Pour ce qui est de Simula, qui a été quand même été la grande affaire de nos deux informaticiens, futurs prix Turing en 2001, on remarquera qu’ils n’ont pas manqué d’idées, qui toutes seront ensuite reprises par les autres langages, avec des variantes, comme Smalltalk et C++.

En vrac, ils ont imaginé le concept de classes, instanciables en objets par le mot clé "new", la référence courante par le "This", la reconnaissance de type à l’exécution (codage dynamique par opposition à statique), l’héritage simple, des restrictions d’accès pour protéger des données et contenus (l’encapsulation), etc.

Il y avait à peu près tout ce qu’il fallait dans Simula, même s’il faut le rappeler, la motivation première du langage était de formuler par codage la simulation de phénomènes discrets, d’où son nom, mais pas d’imaginer un cadre formel de programmation généraliste.

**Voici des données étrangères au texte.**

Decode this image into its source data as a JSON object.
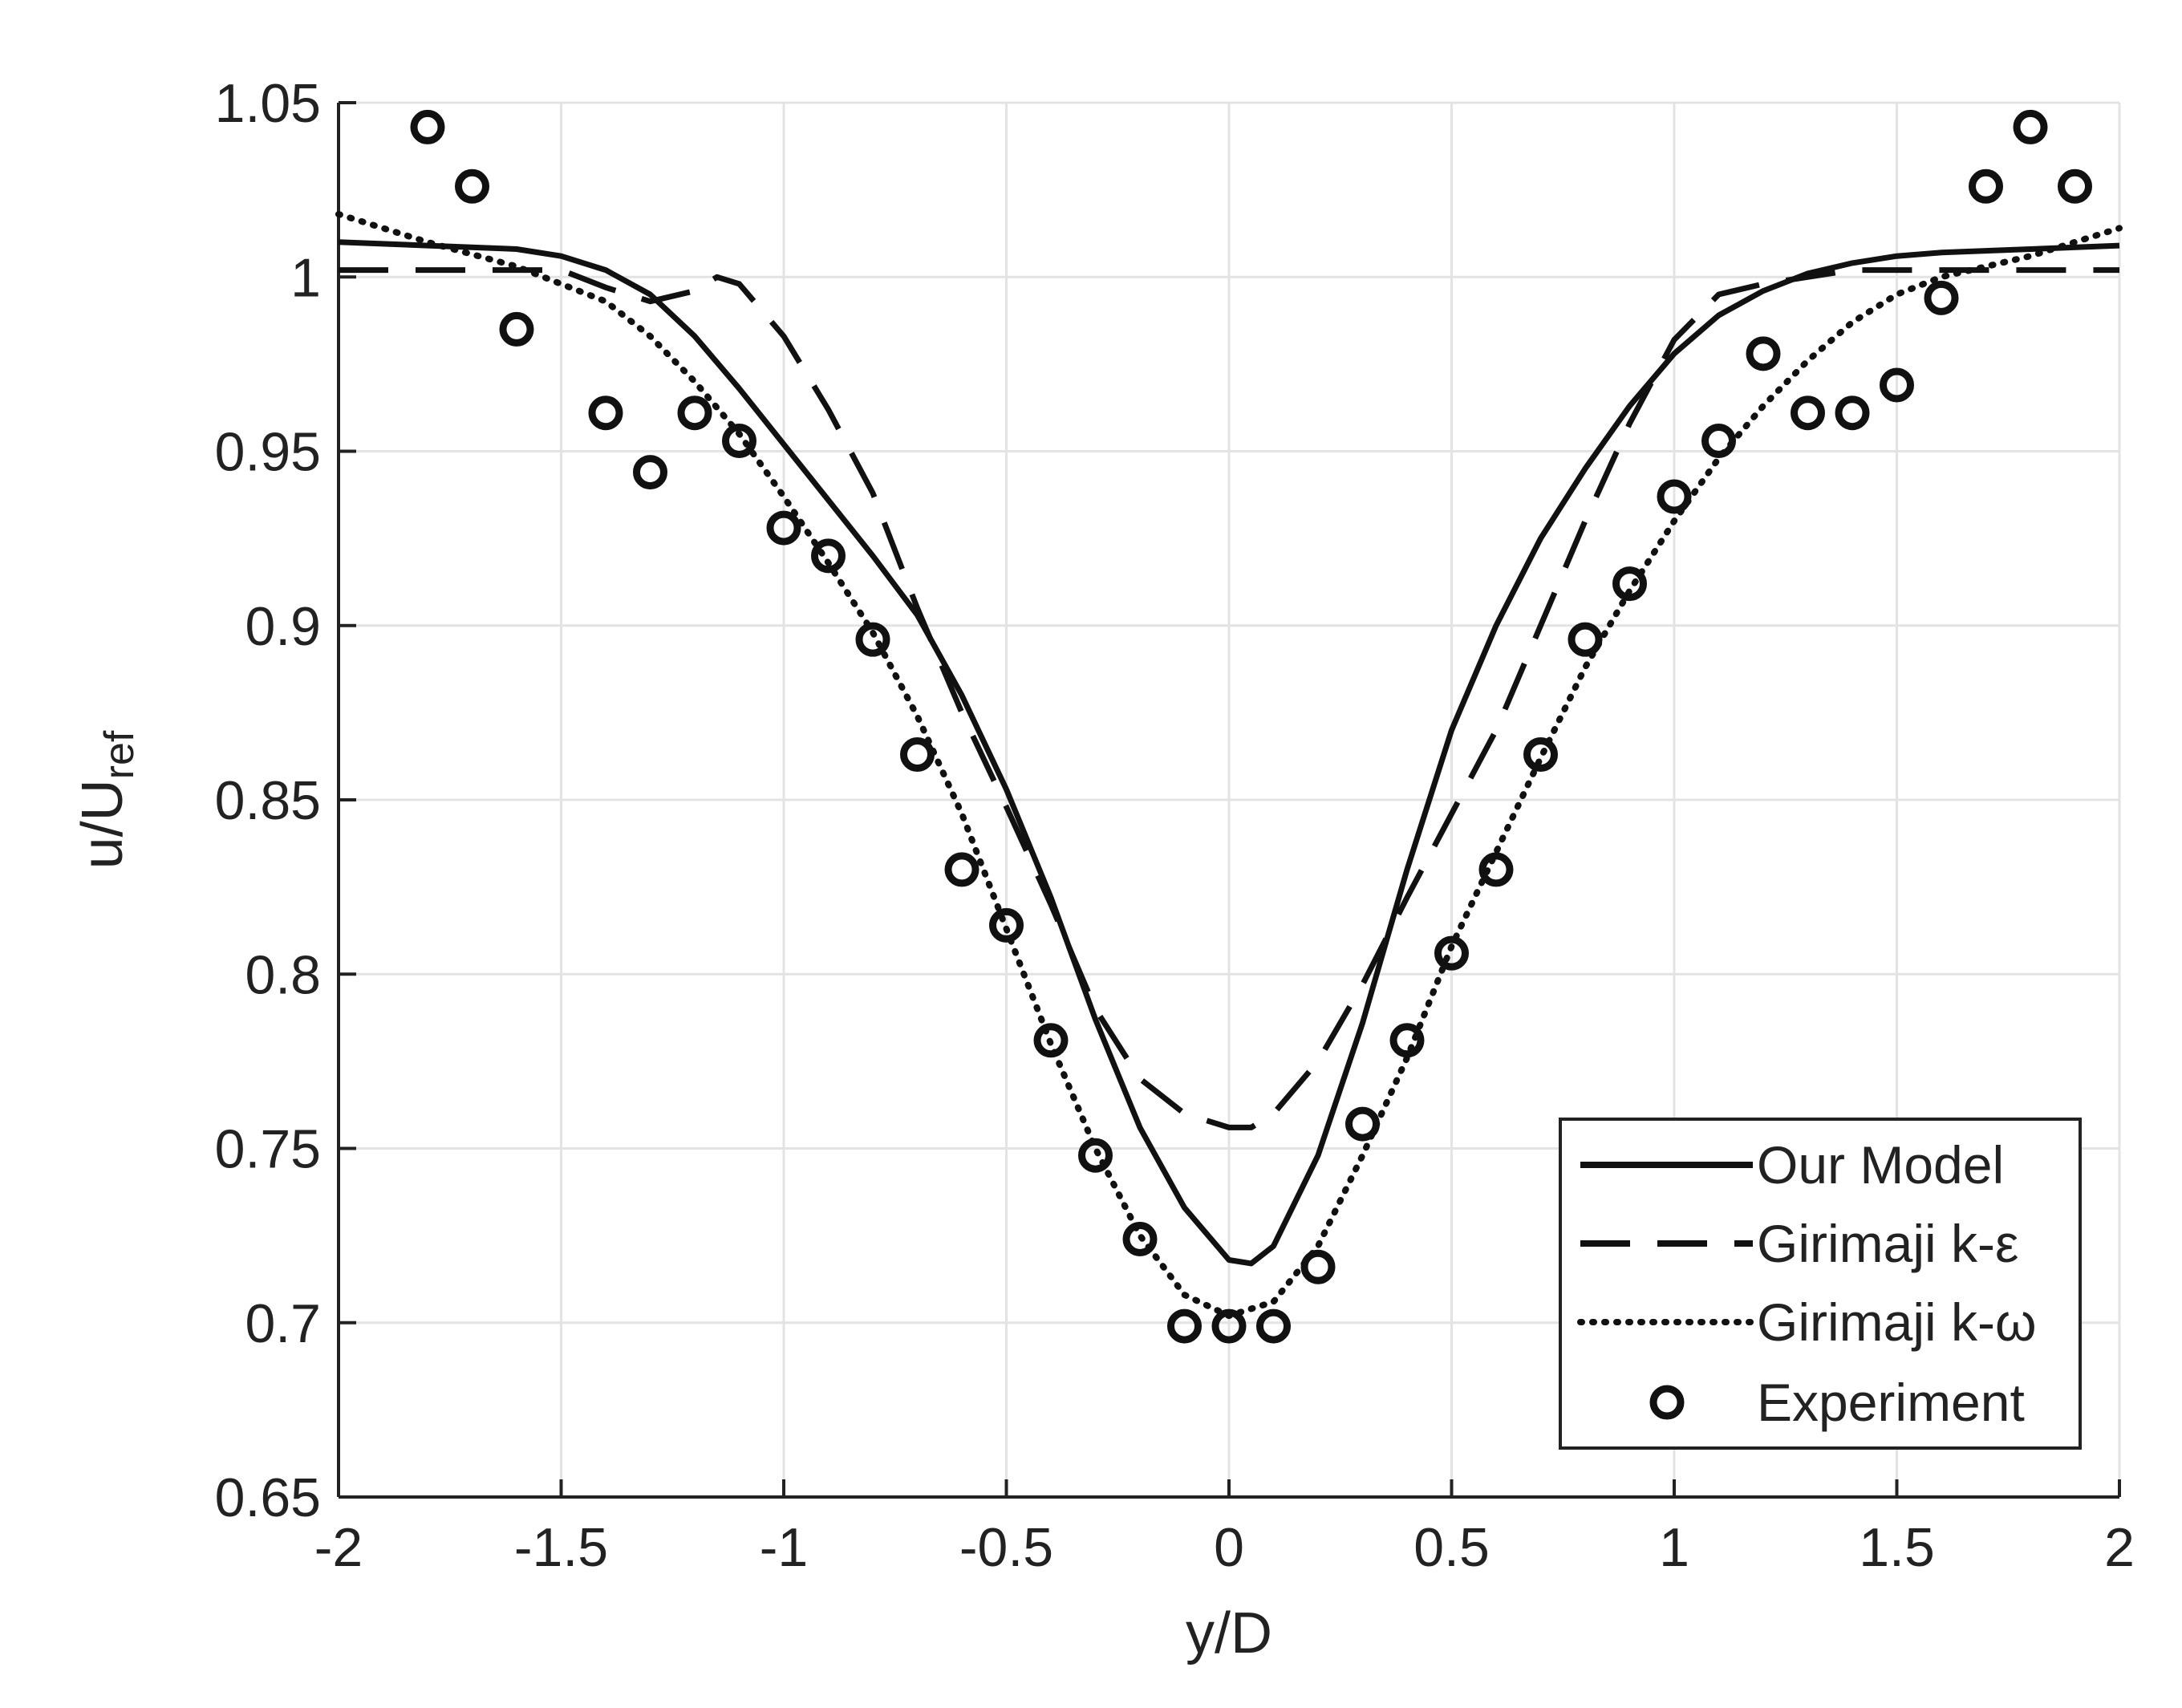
{
  "chart_data": {
    "type": "line",
    "title": "",
    "xlabel": "y/D",
    "ylabel": "u/U",
    "ylabel_subscript": "ref",
    "xlim": [
      -2,
      2
    ],
    "ylim": [
      0.65,
      1.05
    ],
    "grid": true,
    "legend_position": "bottom-right",
    "x_ticks": [
      -2,
      -1.5,
      -1,
      -0.5,
      0,
      0.5,
      1,
      1.5,
      2
    ],
    "x_tick_labels": [
      "-2",
      "-1.5",
      "-1",
      "-0.5",
      "0",
      "0.5",
      "1",
      "1.5",
      "2"
    ],
    "y_ticks": [
      0.65,
      0.7,
      0.75,
      0.8,
      0.85,
      0.9,
      0.95,
      1,
      1.05
    ],
    "y_tick_labels": [
      "0.65",
      "0.7",
      "0.75",
      "0.8",
      "0.85",
      "0.9",
      "0.95",
      "1",
      "1.05"
    ],
    "series": [
      {
        "name": "Our Model",
        "style": "solid",
        "x": [
          -2,
          -1.8,
          -1.6,
          -1.5,
          -1.4,
          -1.3,
          -1.2,
          -1.1,
          -1.0,
          -0.9,
          -0.8,
          -0.7,
          -0.6,
          -0.5,
          -0.4,
          -0.3,
          -0.2,
          -0.1,
          0.0,
          0.05,
          0.1,
          0.2,
          0.3,
          0.4,
          0.5,
          0.6,
          0.7,
          0.8,
          0.9,
          1.0,
          1.1,
          1.2,
          1.3,
          1.4,
          1.5,
          1.6,
          1.8,
          2.0
        ],
        "y": [
          1.01,
          1.009,
          1.008,
          1.006,
          1.002,
          0.995,
          0.983,
          0.968,
          0.952,
          0.936,
          0.92,
          0.903,
          0.88,
          0.853,
          0.822,
          0.787,
          0.756,
          0.733,
          0.718,
          0.717,
          0.722,
          0.748,
          0.786,
          0.83,
          0.87,
          0.9,
          0.925,
          0.945,
          0.963,
          0.978,
          0.989,
          0.996,
          1.001,
          1.004,
          1.006,
          1.007,
          1.008,
          1.009
        ]
      },
      {
        "name": "Girimaji k-ε",
        "style": "dashed",
        "x": [
          -2,
          -1.5,
          -1.4,
          -1.3,
          -1.2,
          -1.15,
          -1.1,
          -1.0,
          -0.9,
          -0.8,
          -0.7,
          -0.6,
          -0.5,
          -0.4,
          -0.3,
          -0.2,
          -0.1,
          0.0,
          0.05,
          0.1,
          0.2,
          0.3,
          0.4,
          0.5,
          0.6,
          0.7,
          0.8,
          0.9,
          1.0,
          1.1,
          1.2,
          1.3,
          1.4,
          1.5,
          2.0
        ],
        "y": [
          1.002,
          1.002,
          0.997,
          0.993,
          0.996,
          1.0,
          0.998,
          0.983,
          0.962,
          0.938,
          0.905,
          0.875,
          0.848,
          0.82,
          0.79,
          0.77,
          0.76,
          0.756,
          0.756,
          0.76,
          0.775,
          0.797,
          0.822,
          0.846,
          0.87,
          0.9,
          0.93,
          0.958,
          0.982,
          0.995,
          0.998,
          1.0,
          1.002,
          1.002,
          1.002
        ]
      },
      {
        "name": "Girimaji k-ω",
        "style": "dotted",
        "x": [
          -2,
          -1.8,
          -1.6,
          -1.4,
          -1.3,
          -1.2,
          -1.1,
          -1.0,
          -0.9,
          -0.8,
          -0.7,
          -0.6,
          -0.5,
          -0.4,
          -0.3,
          -0.2,
          -0.1,
          0.0,
          0.1,
          0.2,
          0.3,
          0.4,
          0.5,
          0.6,
          0.7,
          0.8,
          0.9,
          1.0,
          1.1,
          1.2,
          1.3,
          1.4,
          1.5,
          1.6,
          1.8,
          2.0
        ],
        "y": [
          1.018,
          1.01,
          1.003,
          0.993,
          0.983,
          0.97,
          0.955,
          0.937,
          0.918,
          0.898,
          0.874,
          0.846,
          0.813,
          0.78,
          0.75,
          0.725,
          0.708,
          0.702,
          0.706,
          0.722,
          0.748,
          0.776,
          0.808,
          0.835,
          0.862,
          0.888,
          0.91,
          0.93,
          0.948,
          0.963,
          0.976,
          0.987,
          0.995,
          1.0,
          1.006,
          1.014
        ]
      },
      {
        "name": "Experiment",
        "style": "markers",
        "x": [
          -1.8,
          -1.7,
          -1.6,
          -1.4,
          -1.3,
          -1.2,
          -1.1,
          -1.0,
          -0.9,
          -0.8,
          -0.7,
          -0.6,
          -0.5,
          -0.4,
          -0.3,
          -0.2,
          -0.1,
          0.0,
          0.1,
          0.2,
          0.3,
          0.4,
          0.5,
          0.6,
          0.7,
          0.8,
          0.9,
          1.0,
          1.1,
          1.2,
          1.3,
          1.4,
          1.5,
          1.6,
          1.7,
          1.8,
          1.9
        ],
        "y": [
          1.043,
          1.026,
          0.985,
          0.961,
          0.944,
          0.961,
          0.953,
          0.928,
          0.92,
          0.896,
          0.863,
          0.83,
          0.814,
          0.781,
          0.748,
          0.724,
          0.699,
          0.699,
          0.699,
          0.716,
          0.757,
          0.781,
          0.806,
          0.83,
          0.863,
          0.896,
          0.912,
          0.937,
          0.953,
          0.978,
          0.961,
          0.961,
          0.969,
          0.994,
          1.026,
          1.043,
          1.026
        ]
      }
    ]
  }
}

Incontestablement, Dahl et Nygaard méritent notre respect. Car ce que l’histoire ne dit pas c’est qu’ils ont créé sans le vouloir un véritable engouement pour la conception formelle dans les pays d’Europe du Nord, dont les danois Bjarne Stroustrup en 1983 avec C++ et Anders Hejlsberg avec C# en 2000, seront deux représentants parmi les plus fameux.

Dahl et Nygaard nous ont quitté en 2002 et la coïncidence voudra qu’ils le fassent à quelques jours d’intervalles, entre février et juin 2002. Sans doute voulaient-ils reconstituer l’équipe qui avait si bien fonctionné, dans l’au-delà cette fois, où il se dit que l’on manque de bras et de pointures de haut niveau.